(652g) Automated pH Adjustment Driven By Robotic Workflows and Active Machine Learning | AIChE

(652g) Automated pH Adjustment Driven By Robotic Workflows and Active Machine Learning

Authors 

Pomberger, A. - Presenter, Massachusetts Institute of Technology
Lapkin, A. A., University of Cambridge
Jose, N., University of Cambridge
Walz, D., BASF
Buffer solutions have tremendous importance in biological systems and in formulated products. Whilst the pH response upon acid/base addition to a mixture containing a single buffer can be described by the Henderson-Hasselbalch equation, modelling the pH response for multi-buffered poly-protic systems after acid/base addition, a common task in all chemical laboratories and many industrial plants, is a challenge. Combining predictive modelling and experimental pH adjustment, we present an active machine learning (ML)-driven closed-loop optimization strategy for automating small scale batch pH adjustment relevant for complex samples (e.g., formulated products in the chemical industry). Several ML models were compared on a generated dataset of binary-buffered poly-protic systems and it was found that Gaussian processes (GP) served as the best performing models.
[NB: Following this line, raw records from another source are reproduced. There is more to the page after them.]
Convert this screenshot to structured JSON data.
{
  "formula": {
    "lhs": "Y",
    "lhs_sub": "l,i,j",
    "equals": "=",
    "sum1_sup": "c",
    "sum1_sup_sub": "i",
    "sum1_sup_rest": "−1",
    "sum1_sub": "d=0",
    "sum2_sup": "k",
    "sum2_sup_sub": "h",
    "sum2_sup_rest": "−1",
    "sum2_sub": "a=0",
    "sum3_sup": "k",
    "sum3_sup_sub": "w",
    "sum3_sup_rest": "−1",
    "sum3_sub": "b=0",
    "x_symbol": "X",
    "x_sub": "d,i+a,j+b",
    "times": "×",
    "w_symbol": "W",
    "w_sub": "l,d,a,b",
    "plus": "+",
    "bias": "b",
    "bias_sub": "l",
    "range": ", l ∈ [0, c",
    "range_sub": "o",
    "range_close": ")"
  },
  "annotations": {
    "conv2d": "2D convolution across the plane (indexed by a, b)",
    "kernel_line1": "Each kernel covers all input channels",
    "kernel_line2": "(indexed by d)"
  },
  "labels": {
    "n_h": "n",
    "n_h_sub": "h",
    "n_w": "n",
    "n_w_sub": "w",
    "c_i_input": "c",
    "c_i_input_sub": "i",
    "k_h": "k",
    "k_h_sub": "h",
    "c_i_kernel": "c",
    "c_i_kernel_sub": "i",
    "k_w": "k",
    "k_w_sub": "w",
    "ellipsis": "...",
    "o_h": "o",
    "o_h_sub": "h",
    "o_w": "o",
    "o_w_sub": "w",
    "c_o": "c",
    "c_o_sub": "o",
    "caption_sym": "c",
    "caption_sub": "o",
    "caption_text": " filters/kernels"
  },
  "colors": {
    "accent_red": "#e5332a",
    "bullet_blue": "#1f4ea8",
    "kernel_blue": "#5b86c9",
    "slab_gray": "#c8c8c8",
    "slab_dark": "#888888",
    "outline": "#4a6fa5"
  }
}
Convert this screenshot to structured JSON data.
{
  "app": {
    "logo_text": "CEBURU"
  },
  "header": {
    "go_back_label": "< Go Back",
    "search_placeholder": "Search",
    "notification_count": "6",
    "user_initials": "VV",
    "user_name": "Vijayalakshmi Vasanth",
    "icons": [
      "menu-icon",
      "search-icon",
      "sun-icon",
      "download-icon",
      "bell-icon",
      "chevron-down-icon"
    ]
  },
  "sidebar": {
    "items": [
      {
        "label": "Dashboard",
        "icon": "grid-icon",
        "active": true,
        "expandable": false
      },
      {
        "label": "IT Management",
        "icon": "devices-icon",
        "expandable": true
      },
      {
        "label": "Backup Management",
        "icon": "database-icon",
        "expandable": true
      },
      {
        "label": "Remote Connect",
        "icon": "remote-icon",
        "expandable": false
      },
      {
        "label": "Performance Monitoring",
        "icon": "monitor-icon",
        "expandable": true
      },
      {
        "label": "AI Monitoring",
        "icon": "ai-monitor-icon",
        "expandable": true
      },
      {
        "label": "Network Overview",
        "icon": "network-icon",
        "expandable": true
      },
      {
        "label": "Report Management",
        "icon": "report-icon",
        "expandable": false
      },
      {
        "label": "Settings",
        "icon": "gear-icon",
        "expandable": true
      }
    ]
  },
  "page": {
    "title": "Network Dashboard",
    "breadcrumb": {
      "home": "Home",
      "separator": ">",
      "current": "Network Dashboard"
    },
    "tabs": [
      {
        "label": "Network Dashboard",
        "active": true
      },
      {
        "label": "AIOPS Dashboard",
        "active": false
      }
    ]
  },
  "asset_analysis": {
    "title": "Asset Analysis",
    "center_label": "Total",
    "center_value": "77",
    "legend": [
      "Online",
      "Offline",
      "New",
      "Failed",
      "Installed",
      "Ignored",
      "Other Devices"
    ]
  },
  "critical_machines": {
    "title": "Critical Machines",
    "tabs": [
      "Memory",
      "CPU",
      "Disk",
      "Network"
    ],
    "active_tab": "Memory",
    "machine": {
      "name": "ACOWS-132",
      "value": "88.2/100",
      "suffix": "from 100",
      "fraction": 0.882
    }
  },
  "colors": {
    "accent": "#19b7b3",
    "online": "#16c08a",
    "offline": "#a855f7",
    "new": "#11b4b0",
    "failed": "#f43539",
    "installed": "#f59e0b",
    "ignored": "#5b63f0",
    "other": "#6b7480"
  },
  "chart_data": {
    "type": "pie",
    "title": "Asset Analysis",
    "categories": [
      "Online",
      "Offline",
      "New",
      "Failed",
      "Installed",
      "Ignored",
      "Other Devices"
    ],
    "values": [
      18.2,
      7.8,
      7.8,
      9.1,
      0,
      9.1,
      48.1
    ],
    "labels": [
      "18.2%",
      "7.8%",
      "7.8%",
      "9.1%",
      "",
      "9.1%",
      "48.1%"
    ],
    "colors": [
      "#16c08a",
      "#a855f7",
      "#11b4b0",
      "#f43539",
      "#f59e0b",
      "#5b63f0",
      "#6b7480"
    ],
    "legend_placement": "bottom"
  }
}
Moreover, the implementation of transfer learning into the optimization protocol proved to be a successful strategy in making the process even more efficient. Practical usability of the developed algorithm was demonstrated experimentally with a liquid handling robot where the pH of different buffered systems was adjusted, offering a versatile and efficient strategy for a pH adjustment processes. Finally, scalability of the approach was investigated to better understand the impact of different reactor dimensions and viscosity on pH adjustment.